Don’t make interview plans unless you’re prepared and can talk. If you’re driving, for example, ask the employer if you call him back later in the day. If an employer emails you or leaves you a voice mail message, reply as soon as possible. Ideally you should get back to him by the end of the day, but if you can’t, take no more than 24 hours to follow up. If you wait, he may assume you’re not seriously interested in the position. Reply using the method the interviewer used. If he called, call him. If he sent an email, respond to him the same way.
Schedule a Meeting
Ask the employer how long he expects the interview to take and what days he plans to meet with applicants. Strive to find a time that works well with your schedule and his. Don’t accept an appointment for the next day if you know it will be difficult to take off work or if you need additional time to prepare. If you can’t accept the employer’s first suggestion, explain why, offer an alternative and ask if the time fits into his interviewing and hiring timeline. Also, aim for a time when you know you’ll be at your best. For instance, if you’re a morning person, ask to come in as early as possible.
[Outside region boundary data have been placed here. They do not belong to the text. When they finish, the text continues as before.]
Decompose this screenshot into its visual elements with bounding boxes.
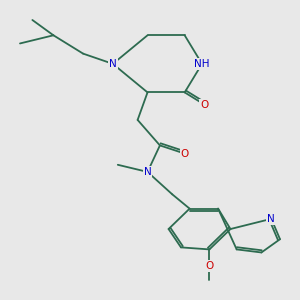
- Text: O: O: [181, 148, 189, 159]
- Text: N: N: [109, 59, 117, 69]
- Text: N: N: [144, 167, 152, 177]
- Text: NH: NH: [194, 59, 210, 69]
- Text: O: O: [205, 261, 214, 271]
- Text: N: N: [268, 214, 275, 224]
- Text: O: O: [200, 100, 208, 110]
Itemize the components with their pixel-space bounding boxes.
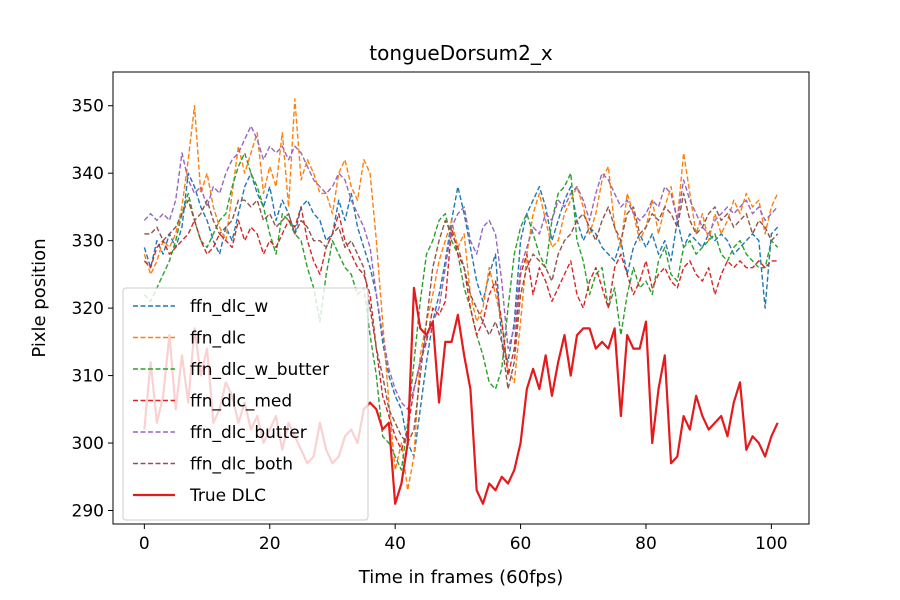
series-line-ffn-dlc-w [143, 172, 779, 458]
y-axis: 290 300 310 320 330 340 350 [72, 97, 113, 522]
x-tick-label: 60 [510, 534, 532, 554]
x-tick-label: 0 [139, 534, 150, 554]
series-line-ffn-dlc-w-butter [143, 152, 779, 471]
y-tick-label: 310 [72, 367, 104, 387]
x-axis: 0 20 40 60 80 100 [139, 524, 788, 554]
series-line-ffn-dlc-med [143, 206, 778, 451]
legend-label: ffn_dlc_butter [190, 423, 307, 443]
x-tick-label: 40 [384, 534, 406, 554]
legend-label: True DLC [189, 486, 266, 506]
legend-label: ffn_dlc_med [190, 392, 292, 412]
y-tick-label: 320 [72, 299, 104, 319]
y-axis-label: Pixle position [29, 238, 50, 357]
x-tick-label: 100 [755, 534, 787, 554]
legend-label: ffn_dlc [190, 329, 246, 349]
y-tick-label: 290 [72, 502, 104, 522]
y-tick-label: 330 [72, 232, 104, 252]
series-line-ffn-dlc [143, 98, 779, 491]
legend-label: ffn_dlc_w_butter [190, 360, 329, 380]
plot-frame [112, 71, 810, 525]
series-layer [143, 98, 779, 505]
legend-box [122, 287, 369, 521]
series-line-ffn-dlc-butter [143, 125, 779, 411]
legend-label: ffn_dlc_both [190, 455, 293, 475]
x-axis-label: Time in frames (60fps) [358, 567, 563, 588]
y-tick-label: 340 [72, 164, 104, 184]
series-line-ffn-dlc-both [144, 192, 779, 444]
chart-title: tongueDorsum2_x [369, 41, 553, 65]
y-tick-label: 300 [72, 434, 104, 454]
x-tick-label: 20 [259, 534, 281, 554]
legend-label: ffn_dlc_w [190, 297, 268, 317]
legend: ffn_dlc_w ffn_dlc ffn_dlc_w_butter ffn_dlc_… [122, 287, 369, 521]
x-tick-label: 80 [635, 534, 657, 554]
y-tick-label: 350 [72, 97, 104, 117]
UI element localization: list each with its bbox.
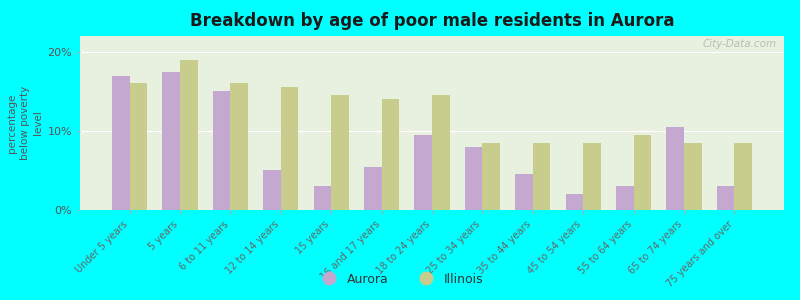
Bar	[130, 83, 147, 210]
Bar	[634, 135, 651, 210]
Bar	[263, 170, 281, 210]
Bar	[482, 143, 500, 210]
Bar	[112, 76, 130, 210]
Bar	[717, 186, 734, 210]
Bar	[382, 99, 399, 210]
Bar	[666, 127, 684, 210]
Bar	[566, 194, 583, 210]
Text: City-Data.com: City-Data.com	[703, 40, 777, 50]
Bar	[432, 95, 450, 210]
Bar	[281, 87, 298, 210]
Bar	[213, 92, 230, 210]
Legend: Aurora, Illinois: Aurora, Illinois	[312, 268, 488, 291]
Bar	[583, 143, 601, 210]
Bar	[314, 186, 331, 210]
Title: Breakdown by age of poor male residents in Aurora: Breakdown by age of poor male residents …	[190, 12, 674, 30]
Bar	[180, 60, 198, 210]
Bar	[331, 95, 349, 210]
Bar	[162, 72, 180, 210]
Bar	[515, 174, 533, 210]
Bar	[364, 167, 382, 210]
Bar	[734, 143, 752, 210]
Bar	[616, 186, 634, 210]
Bar	[533, 143, 550, 210]
Bar	[465, 147, 482, 210]
Bar	[414, 135, 432, 210]
Bar	[230, 83, 248, 210]
Y-axis label: percentage
below poverty
level: percentage below poverty level	[7, 86, 43, 160]
Bar	[684, 143, 702, 210]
This is your last opportunity to speak with the employer before meeting him in person, so inquire about anything you need to help you be prepared. Ask him if he needs you to bring anything, such as work samples or copies of certifications or other credentials. Also ask about the structure of the interview, for example if you’ll interview with several people, tour the facility or meet your prospective colleagues. This demonstrates that you take the interview process seriously and want to perform your best when you meet with the employer.
Always verify every detail of the appointment when you schedule it. End the call or email with a sentence such as “I look forward to seeing you Thursday at 9 a.m. at Taylor Industries’ corporate headquarters. I’ll bring my portfolio and list of references as you requested.” If there’s anything you’re not sure of, clear up the confusion right then. While you may worry about looking foolish, you’ll make a far worse impression if you show up at the wrong time, the wrong place or not prepared.